In the past year or two, eye industry firms have met with much negative news, either from serendipitous events or human error. In most cases, the firms prolong their own agony by failing to mount a credible and timely response that can cap the negative press.
Like the classic business school case study, firms such as Vision Service Plan, the American Optometric Association and Coopervision have not easily weathered the outcry from business partners and customers well. In each case, a groundswell of discontent has distracted each firm.
Bad news, of course, is a fact of life in business. Unfortunately, public perception counts and public perception seems to imply that inaction and indecision has gripped these three companies in responding adequately to their issues.

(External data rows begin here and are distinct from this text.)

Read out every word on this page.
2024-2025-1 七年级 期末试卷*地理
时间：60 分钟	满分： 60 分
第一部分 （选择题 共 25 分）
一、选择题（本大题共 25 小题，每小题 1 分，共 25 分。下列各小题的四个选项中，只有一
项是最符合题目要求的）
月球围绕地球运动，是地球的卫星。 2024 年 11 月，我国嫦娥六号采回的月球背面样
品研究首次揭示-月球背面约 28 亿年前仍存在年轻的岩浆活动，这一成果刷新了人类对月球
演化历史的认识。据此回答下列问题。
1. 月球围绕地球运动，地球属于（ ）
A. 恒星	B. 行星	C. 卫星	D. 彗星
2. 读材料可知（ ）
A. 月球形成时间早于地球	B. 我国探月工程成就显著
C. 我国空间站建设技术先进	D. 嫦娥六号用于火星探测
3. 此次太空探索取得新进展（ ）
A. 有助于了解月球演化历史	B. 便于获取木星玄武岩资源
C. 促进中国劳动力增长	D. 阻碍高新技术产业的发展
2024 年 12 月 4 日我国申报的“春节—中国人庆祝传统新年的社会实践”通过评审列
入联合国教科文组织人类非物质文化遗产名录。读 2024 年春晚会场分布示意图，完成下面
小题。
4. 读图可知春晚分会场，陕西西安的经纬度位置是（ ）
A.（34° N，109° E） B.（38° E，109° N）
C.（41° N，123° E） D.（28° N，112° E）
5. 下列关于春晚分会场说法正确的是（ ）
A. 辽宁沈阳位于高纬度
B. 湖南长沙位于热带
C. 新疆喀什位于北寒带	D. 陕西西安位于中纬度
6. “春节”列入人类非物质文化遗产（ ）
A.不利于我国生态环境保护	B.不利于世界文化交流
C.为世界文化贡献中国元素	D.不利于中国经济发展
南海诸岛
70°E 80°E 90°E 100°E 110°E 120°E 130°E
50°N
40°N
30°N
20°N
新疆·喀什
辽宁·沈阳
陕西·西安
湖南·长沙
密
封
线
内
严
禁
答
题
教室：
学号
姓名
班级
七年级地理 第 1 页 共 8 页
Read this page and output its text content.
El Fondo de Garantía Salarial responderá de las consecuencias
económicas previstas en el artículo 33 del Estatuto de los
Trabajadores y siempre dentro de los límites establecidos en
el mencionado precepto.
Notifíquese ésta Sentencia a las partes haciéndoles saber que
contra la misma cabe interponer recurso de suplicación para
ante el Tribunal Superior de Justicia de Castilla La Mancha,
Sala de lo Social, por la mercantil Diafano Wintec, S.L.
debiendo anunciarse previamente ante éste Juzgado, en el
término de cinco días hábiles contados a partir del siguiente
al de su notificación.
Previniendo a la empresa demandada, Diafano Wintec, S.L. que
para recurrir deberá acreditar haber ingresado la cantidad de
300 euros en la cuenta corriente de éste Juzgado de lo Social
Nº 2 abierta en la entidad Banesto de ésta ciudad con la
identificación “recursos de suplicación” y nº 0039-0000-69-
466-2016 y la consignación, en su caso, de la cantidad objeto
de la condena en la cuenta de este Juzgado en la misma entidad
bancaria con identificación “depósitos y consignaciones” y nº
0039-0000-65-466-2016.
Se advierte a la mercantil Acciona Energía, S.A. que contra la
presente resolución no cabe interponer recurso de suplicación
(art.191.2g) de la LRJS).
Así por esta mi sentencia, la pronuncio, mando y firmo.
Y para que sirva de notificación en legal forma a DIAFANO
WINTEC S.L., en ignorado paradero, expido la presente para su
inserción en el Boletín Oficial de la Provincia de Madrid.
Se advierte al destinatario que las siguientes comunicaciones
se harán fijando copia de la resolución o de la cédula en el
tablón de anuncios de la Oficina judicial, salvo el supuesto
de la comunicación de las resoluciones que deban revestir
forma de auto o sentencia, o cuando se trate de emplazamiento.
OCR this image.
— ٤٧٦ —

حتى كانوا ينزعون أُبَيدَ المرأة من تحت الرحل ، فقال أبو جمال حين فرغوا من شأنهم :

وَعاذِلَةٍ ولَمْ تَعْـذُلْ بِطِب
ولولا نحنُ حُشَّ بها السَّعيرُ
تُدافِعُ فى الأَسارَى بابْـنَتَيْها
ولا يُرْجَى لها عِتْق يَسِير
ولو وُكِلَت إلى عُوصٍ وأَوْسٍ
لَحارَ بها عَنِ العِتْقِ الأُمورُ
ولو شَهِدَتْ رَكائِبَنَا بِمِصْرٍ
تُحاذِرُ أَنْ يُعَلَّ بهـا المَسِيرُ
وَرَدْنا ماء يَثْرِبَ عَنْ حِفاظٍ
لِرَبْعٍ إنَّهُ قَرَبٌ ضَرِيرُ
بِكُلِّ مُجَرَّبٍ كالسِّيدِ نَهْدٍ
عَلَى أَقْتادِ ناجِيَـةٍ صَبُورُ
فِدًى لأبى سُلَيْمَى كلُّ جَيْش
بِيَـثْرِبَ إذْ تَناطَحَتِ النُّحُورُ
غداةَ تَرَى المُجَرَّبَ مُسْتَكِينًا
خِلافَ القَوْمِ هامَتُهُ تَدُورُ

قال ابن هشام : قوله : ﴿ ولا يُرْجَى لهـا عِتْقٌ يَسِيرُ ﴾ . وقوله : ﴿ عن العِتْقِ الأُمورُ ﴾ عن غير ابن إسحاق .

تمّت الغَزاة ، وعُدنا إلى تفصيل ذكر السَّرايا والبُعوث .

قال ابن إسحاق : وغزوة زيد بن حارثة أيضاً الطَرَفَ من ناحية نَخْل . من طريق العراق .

For instance, Coopervision learned from doctors that patients had begun to experience irritated eyes from their products. In the case of Vision Service Plan, a change in perceived market strategy quickly alienated a vocal minority of its panel doctors. The American Optometric Association likewise faced a firestorm as it deployed “board certification” as an initiative.
In each case, these three firms did not act early enough and instead adopted defensive and reactive strategies that infuriated their audience. Today, each firm has finally assembled public relations strategies that are trying to undo the prior damage. These firms are now beginning their brand rebuilding.
In summary, management paralysis, indecision, and imprecise focus caused more damage than less. As a lesson for the individual doctor and their practice, a doctor error or a misunderstanding in a business transaction can trigger a procession of events that may hurt more than it needs to be. Doctors need to grasp the issue and problem early. With quick and decisive action, the impact of a negative event can be minimized.